All of the lyrics to the songs, except for "This Dream of You," were co written with Robert Hunter, and it is likely this collaboration helped lighten the mood. ("This Dream of You" is captivating & its music is haunting-- but it is on the sadder side of wistful.)
Another reviewer at Amazon noted that academics inclined to do so probably won't get too excited at "Together Through Life"'s lyrics. The words strike few ponderous, evasive, or menacing notes. But they're pretty good.
Some samples:
"In a cheerless room from a curtain gloom, I saw a star from heaven fall, I turned to look again, but it was gone."
"There's a moment when all old things become new again, but that moment might have come and gone,"
"The door has closed forevermore, if indeed there ever was a door."
How much better does Bob Dylan get?
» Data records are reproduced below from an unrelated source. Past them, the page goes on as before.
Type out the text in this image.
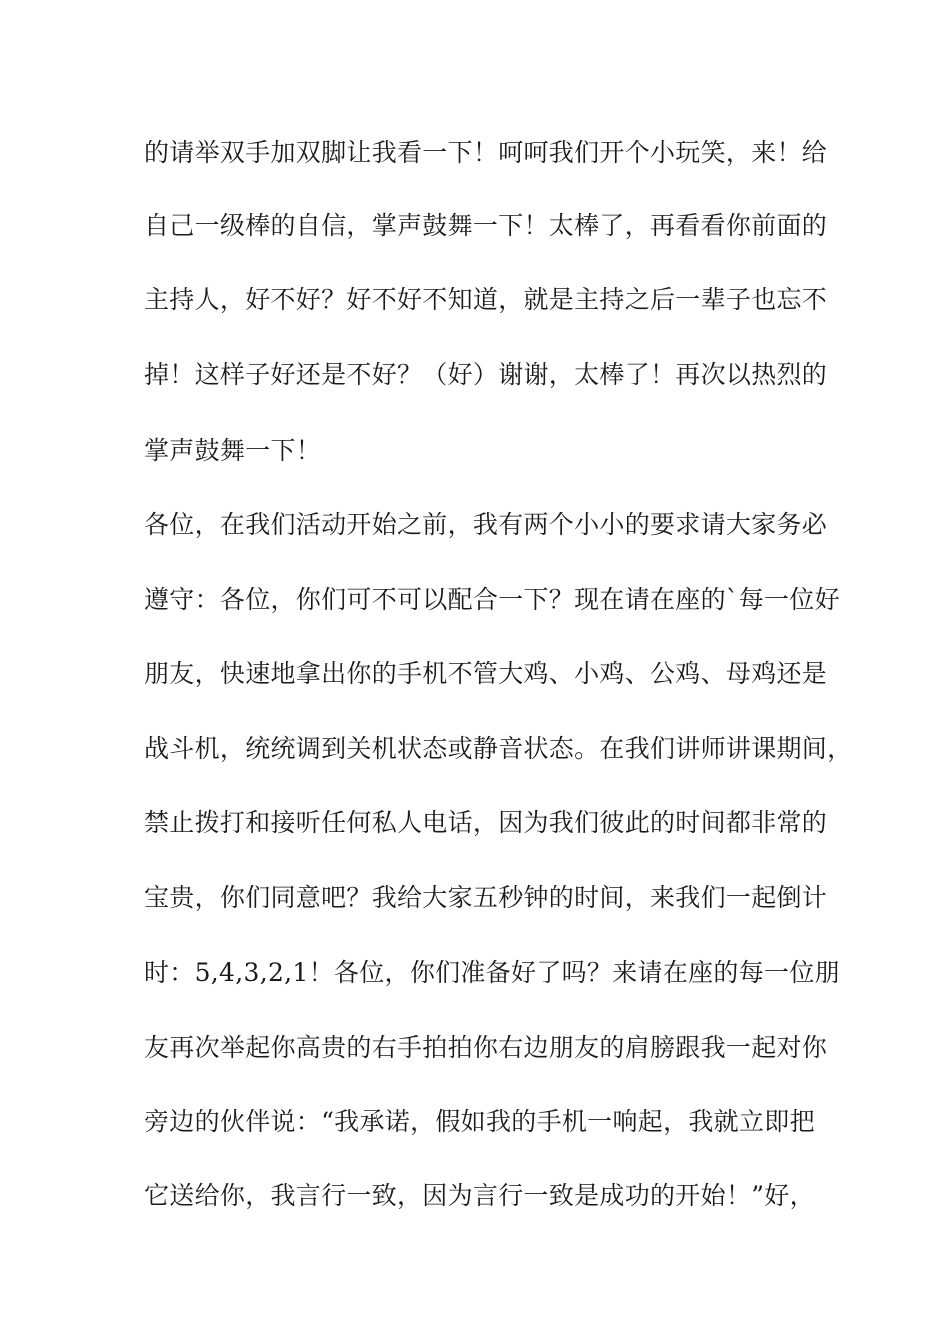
的请举双手加双脚让我看一下！呵呵我们开个小玩笑，来！给
自己一级棒的自信，掌声鼓舞一下！太棒了，再看看你前面的
主持人，好不好？好不好不知道，就是主持之后一辈子也忘不
掉！这样子好还是不好？（好）谢谢，太棒了！再次以热烈的
掌声鼓舞一下！
各位，在我们活动开始之前，我有两个小小的要求请大家务必
遵守：各位，你们可不可以配合一下？现在请在座的`每一位好
朋友，快速地拿出你的手机不管大鸡、小鸡、公鸡、母鸡还是
战斗机，统统调到关机状态或静音状态。在我们讲师讲课期间，
禁止拨打和接听任何私人电话，因为我们彼此的时间都非常的
宝贵，你们同意吧？我给大家五秒钟的时间，来我们一起倒计
时：5,4,3,2,1！各位，你们准备好了吗？来请在座的每一位朋
友再次举起你高贵的右手拍拍你右边朋友的肩膀跟我一起对你
旁边的伙伴说：“我承诺，假如我的手机一响起，我就立即把
它送给你，我言行一致，因为言行一致是成功的开始！”好，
To me Bob Dylan's music gets more and more entertaining as time goes on.
I see the album as a concept album. The concept is that he's sung about Jesus, God,and the quest for the eternal through this world of folly and woe-- but people don't enjoy hearing about that stuff as much as they do the hard-knocks, bruises, and heartbreaks of this world. So, in this record he delivers a collection of tunes that people can tap their feet to and jump around and be merry as he celebrates people's brightest worldly hope and object of admiration-- romantic love. The kind that brings the world suddenly alive, or makes one long to end it all in a moment. And even some of the best love, it turns out, can be good for a laugh. The album opens with "Beyond Here Lies Nothing" (our love is about as good as it gets), somewhat in the mood of "Black Magic Woman" and ends with "It's All Good," which plays unholy havoc with the popular catch-phrase of tenderness for the world as it is. Between, the music is hypnotizing and the words very entertaining.
The amazing performances and musical ideas on this album rank among the best ever heard on a Dylan record. The use of the accordion, multiple guitars (one wafting plaintive Hawaiian-style guitar notes through "This Dream of You" and "Life is Hard), bass, mandolin, banjo, trumpet & drums is dazzling. (Violin also is in there it sounds to me.) I've never heard anything like it. It is some beautiful music. The bands that he has put together on his last couple of albums have been among the most accomplished ever assembled. The band on this album is not necessarily that much more skilled-- but they have lots of heart and they have been put to far better, more imaginative, use. (Which is saying a lot.) If it were an instrumental album sans Bob Dylan singing it would still be an engaging, enchanting album. The keyboards, which are credited to Dylan, figure in significantly to the overall sound.
There are a lot of nice touches. Dylan breaks out into laughter, chuckling, & perhaps even cackling at several places in the album. At about the album's close, nearing the last verse of of the send-out, "It's All Good," he lets out a hell-bent "Whoah!" In "Shake Shake Mama, the way he chuckles on hitting the last three words in "we could have some real fun" sounds like the fun has begun already. One notes, that given the surfeit of gloomy songs he's crooned (the kind that often are warmly welcomed in academia) a dash of laughter is a welcome sound.
For dancers of a certain type: there are some dynamite dance songs here. Starting with "Beyond Here Lies Nothin'."
"Together Through Life" did not pounce on me during the first few listens. I began a bit biased against it based on the blase near-dismissals of it that I had read. It did sound more like rock and roll record than any he'd made in awhile, which I thought was a point in its favor. Then on further listening I found a record that picks up where "Blonde on Blonde" left off. It's a fabulous record.